Thomson does his due diligence. He touches on everything from the 50’s teenage heartbreak ballads like “Last Kiss” by J. Frank Wilson & The Cavaliers to Mississippi John hurt’s “Stack O’Lee Blues” on up through Metallica’s “Fade to Black” and beyond.

The real joy of the book is how Thomson charts the commonalities and differences that transcend genre, transferring gracefully back and forth between the work of bands like My Chemical Romance, The Cure, Nick Cave, Bob Dylan, Jellyroll Morton and 50 Cent, to see what they say, and to see what their music’s resonance says about us.

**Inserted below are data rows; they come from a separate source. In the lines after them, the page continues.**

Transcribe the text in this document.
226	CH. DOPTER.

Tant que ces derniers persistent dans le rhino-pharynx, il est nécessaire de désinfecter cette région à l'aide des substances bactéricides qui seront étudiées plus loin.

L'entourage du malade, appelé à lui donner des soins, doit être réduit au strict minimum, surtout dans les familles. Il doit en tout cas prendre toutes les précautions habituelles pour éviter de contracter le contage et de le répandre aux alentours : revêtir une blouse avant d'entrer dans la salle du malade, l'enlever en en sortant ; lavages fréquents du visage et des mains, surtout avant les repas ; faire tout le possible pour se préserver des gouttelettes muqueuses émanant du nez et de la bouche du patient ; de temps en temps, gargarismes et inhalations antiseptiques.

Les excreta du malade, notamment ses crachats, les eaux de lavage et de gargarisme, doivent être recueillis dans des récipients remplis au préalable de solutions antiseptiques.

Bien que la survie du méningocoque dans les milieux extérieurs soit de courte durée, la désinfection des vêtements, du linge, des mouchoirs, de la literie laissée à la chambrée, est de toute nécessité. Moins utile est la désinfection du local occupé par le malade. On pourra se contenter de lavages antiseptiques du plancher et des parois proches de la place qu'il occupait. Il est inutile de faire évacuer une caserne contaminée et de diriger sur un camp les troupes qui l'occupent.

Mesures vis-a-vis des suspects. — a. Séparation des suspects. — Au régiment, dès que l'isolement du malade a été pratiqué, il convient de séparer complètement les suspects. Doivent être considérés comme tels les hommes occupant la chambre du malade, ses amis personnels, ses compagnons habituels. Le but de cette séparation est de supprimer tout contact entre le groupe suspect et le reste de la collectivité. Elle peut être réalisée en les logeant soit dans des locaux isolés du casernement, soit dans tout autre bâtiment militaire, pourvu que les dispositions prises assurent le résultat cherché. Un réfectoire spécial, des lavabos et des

The book is compellingly readable and expertly handled, despite the occasional (British) cheekiness which occasionally fails to register (not my cup of tea, perhaps). The greatest feat for an entire book written on a topic such as death was the fact that it never grew obsessively morbid or morose, and eventually resolves poignantly and resolutely. Though we all stand in the shadow of death, the ability of the greatest artists (and of someone such as Thomson himself) to look that reality in the eye, and live (or write or sing) even more fully because of it, is what makes living worthwhile.

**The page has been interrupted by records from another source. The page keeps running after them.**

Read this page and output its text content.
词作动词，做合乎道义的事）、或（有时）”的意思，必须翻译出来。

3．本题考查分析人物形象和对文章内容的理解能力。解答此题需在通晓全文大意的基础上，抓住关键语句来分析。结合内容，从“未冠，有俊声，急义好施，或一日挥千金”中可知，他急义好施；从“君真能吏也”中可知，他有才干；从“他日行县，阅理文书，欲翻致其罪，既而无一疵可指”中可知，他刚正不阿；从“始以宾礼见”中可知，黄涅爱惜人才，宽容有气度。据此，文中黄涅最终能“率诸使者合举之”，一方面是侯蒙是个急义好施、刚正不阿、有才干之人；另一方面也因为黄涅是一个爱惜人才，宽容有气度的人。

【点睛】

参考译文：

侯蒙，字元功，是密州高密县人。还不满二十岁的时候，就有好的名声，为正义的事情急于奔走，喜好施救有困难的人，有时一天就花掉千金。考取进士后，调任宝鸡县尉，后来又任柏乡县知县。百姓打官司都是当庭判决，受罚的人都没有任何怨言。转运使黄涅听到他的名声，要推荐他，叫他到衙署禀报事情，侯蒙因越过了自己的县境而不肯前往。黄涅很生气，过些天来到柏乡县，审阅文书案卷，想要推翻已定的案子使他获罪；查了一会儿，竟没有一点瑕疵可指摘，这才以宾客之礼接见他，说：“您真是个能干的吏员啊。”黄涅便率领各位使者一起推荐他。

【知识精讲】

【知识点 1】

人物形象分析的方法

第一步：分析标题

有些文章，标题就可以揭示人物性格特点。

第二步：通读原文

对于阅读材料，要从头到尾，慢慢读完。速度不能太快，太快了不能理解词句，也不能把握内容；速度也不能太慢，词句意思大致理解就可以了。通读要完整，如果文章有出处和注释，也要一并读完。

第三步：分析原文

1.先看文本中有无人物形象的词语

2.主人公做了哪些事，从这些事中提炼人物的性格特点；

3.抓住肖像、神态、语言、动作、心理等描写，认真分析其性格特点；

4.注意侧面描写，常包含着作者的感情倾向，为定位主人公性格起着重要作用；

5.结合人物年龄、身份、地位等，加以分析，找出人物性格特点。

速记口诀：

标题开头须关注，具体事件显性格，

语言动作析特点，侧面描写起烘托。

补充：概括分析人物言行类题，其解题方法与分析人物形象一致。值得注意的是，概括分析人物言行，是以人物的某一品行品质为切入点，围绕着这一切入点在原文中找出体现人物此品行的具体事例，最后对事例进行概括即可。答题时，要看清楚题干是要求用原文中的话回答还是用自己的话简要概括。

There was one passage in particular on p. 203 that registered especially deeply. It seems to accurately express where music is at in the age of the internet and shares something with what I’ve intended to accomplish with this blog:

“It’s become increasingly obvious that the linear view of music history, plotting on a graph the line connecting one great artistic breakthrough to the next, though persuasive and comforting, is unhelpful and unrealistic. Instead, the past meets the future every second of every day, in an untidy, ungainly embrace. Everything happens all at once, all the time, meaning popular music in its broadest sense doesn’t so much progress or regress as expand. The musical past is always with us, right alongside the present, continually open to reinterpretation, more so than ever in the wider present of the current age, where a considerable portion of its long history is available instantly at the click of a button, arriving without announcing either its intent or its original context.”

And isn’t that just about where we’re at? Whatever your view on file sharing, my space or the loss of sound quality in the mp3 format, we’ve never had so much music at our fingertips. It is also a world where one can be a fan of Green Day without recognizing their debt to the Beatles, or be familiar with the various incarnations of Jack White and never heard a note of Beefheart. Without the safety of the old narrative timeline we need new tools to keep track of ever expanding connections and to fully appreciate how music influences and interprets our cultural history.

This blog is intended as nothing more or less than a new tool in that pursuit. I hope it leads you to new sources of inspiration and surprise, as well as to a greater understanding of our times through their reflections cast in sound.